Иногда Константину Михайловичу вспоминалась его жена Татьяна Алексеевна. Особенно часто почему-то он стал вспоминать ее в последнее время. Вместе с её образом в душе Константина Михайловича бурно поднимались острые, смешанные чувства вновь оживающей любви, жалости, ревности и безумного гнева.
Константин Михайлович пытался покрыть эту бешеную смуту чувств холодным презрением, — но не было холода презрения в его души, и воспоминания жгли и жалили его тем больнее, чем светлее были милые образы воспоминаний, образы нежной идиллии. Тогда Константин Михайлович звонил, — шустрый сероглазый мальчуган-казачок в серенькой узкой одежде и в сереньких мягких башмаках приносил газеты, — новости, сплетни, болтовня, суета и смута наших дней…
II
Константин Михайлович, в английском синем, мягком халатике выходил поздно из своей спальни, приближался неторопливо к среднему окну своего обширного, опрятно-холодного кабинета с очень строгою обстановкою, и долго смотрел на улицу.
Был декабрь, а погода в тот год стояла еще осенняя. Люди, которые всегда все знают, говорили, что это из-за той самой кометы, которая прошла мимо земли весною, рассыпясь от дряхлости.
На сирой, тусклой улице мостовая темнила, мокрая и грязная. Некрасивые дома пялили на улицу мокрые глаза снежных окон, и некрасивые вывески грузно свешивались над унылыми стеклами магазинов. Хрупали о камни копыта дымящихся извозчичьих лошаденок, и, упруго дрожа на резинках, проносились дрожки с поднятыми верхами, кожа которых тускло поблескивала сквозь серую пасмурность мокрого дня.
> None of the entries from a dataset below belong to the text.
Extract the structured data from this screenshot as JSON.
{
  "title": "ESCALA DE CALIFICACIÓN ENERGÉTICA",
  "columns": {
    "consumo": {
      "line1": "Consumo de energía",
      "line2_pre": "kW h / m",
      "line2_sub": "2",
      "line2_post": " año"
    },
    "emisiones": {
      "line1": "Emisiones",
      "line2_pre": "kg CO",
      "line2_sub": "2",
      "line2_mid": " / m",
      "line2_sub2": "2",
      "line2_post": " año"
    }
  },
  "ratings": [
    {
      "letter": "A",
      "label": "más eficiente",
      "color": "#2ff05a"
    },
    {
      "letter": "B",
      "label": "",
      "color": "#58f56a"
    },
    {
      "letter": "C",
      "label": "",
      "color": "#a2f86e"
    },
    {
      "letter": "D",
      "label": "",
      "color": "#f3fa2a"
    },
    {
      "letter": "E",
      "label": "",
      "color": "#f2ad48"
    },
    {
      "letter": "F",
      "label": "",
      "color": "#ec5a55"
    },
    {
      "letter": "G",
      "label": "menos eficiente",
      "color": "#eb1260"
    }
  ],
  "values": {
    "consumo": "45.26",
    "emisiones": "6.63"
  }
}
По мокрым, скользким тротуарам шли неуклюжие, измокшие люди в тяжелых, грубых одеждах. Кувалды-барыни топырили над собою черные зонтики, и тыкали ими в котелки встречных чиновников.
Через дорогу перебиралась девочка в коротком синем платьице, кутаясь в большой темно-серый платок, и осторожно ставя на верхи камешков тонкие ножки в забрызганных ботинках и видных до колен черных чулках. Прямо на нее, тяжело грохоча и покачивая грязно-зеленою дугою с черными разводами, катилась телега с серыми кулями, — но девочка запрыгала поживее, и перебежала под самою мордою смиренного ломовика.